If a person refuses to give a name or gives a phony name, the system does a criminal background check based on fingerprints to determine if he or she is wanted anywhere in the country.

Video arraignments would reduce the time spent transporting prisoners to the six district justice offices spread around the county. Having the booking center at the prison would also reduce transport time, Meminger said.

The center, however, would need holding cells and personnel to process defendants awaiting arraignment. Meminger said grants may be available through the Pennsylvania Commission on Crime and Delinquency and other sources.

An alternative to a booking center is a holding center, where prisoners could be held until a district justice is available for arraignment. The district justices said the Chambersburg and Waynesboro police departments have "agreed in theory" to that idea.

Commissioner G. Warren Elliott asked the justices to provide figures on arraignments, and plans are being made for county officials to see how the Cumberland County system works.

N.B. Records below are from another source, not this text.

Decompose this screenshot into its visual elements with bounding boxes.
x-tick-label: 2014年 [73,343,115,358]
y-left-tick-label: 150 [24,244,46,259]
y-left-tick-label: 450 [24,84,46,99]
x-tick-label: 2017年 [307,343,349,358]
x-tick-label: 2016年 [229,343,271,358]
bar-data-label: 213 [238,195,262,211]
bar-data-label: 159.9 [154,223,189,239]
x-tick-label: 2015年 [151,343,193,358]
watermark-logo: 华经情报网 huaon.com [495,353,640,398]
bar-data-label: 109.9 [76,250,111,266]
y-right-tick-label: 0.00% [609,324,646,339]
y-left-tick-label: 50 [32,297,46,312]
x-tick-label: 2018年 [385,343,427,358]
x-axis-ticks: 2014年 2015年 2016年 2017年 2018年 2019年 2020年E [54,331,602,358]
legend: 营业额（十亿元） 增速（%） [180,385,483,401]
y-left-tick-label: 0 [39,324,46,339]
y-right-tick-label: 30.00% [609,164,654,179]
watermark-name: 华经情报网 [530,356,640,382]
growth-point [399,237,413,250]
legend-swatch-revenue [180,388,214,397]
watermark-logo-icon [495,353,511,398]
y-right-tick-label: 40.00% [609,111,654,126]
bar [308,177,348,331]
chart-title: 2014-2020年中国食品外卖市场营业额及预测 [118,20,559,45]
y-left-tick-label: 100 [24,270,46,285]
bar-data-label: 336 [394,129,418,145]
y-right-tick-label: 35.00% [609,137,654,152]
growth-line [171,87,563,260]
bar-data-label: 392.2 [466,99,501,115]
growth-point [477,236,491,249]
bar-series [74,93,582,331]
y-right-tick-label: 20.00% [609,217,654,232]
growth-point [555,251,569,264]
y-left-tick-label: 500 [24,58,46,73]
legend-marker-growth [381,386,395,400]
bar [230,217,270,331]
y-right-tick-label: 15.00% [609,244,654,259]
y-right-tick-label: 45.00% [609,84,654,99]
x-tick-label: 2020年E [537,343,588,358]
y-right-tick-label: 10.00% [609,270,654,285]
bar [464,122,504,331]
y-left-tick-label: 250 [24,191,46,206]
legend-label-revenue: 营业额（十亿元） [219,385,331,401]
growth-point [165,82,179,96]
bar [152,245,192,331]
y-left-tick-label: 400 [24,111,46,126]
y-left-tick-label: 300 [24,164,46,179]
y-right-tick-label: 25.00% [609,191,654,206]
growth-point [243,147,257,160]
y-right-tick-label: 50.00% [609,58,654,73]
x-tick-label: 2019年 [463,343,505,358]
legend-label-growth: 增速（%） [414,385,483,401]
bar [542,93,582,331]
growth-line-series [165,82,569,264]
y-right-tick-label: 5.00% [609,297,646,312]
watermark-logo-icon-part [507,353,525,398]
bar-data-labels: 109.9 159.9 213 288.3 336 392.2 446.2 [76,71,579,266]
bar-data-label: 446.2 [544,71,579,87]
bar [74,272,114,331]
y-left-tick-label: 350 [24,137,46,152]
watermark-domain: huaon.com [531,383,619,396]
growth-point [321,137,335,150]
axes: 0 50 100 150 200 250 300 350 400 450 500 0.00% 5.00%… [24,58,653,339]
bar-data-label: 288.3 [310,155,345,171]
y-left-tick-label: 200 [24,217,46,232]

The way preliminary hearings are conducted is also set to change in July. Hearings will be held one day a week at the county courthouse, rather than at the six district justices offices on any given day, according to Franklin County District Attorney John F. Nelson.

Nelson said the courthouse hearings will mean attorneys from his office will be able to attend virtually all preliminary hearings. "Every preliminary hearing I go to, unless it's a homicide or other violent crime, we always try to explore the possibility of coming to an agreement," he said.

Having the hearings at the courthouse would enable prosecutors, defense attorneys, victims and defendants to work out plea agreements earlier in the judicial process, Nelson said.

The county handles more than 2,200 criminal cases a year, Nelson said.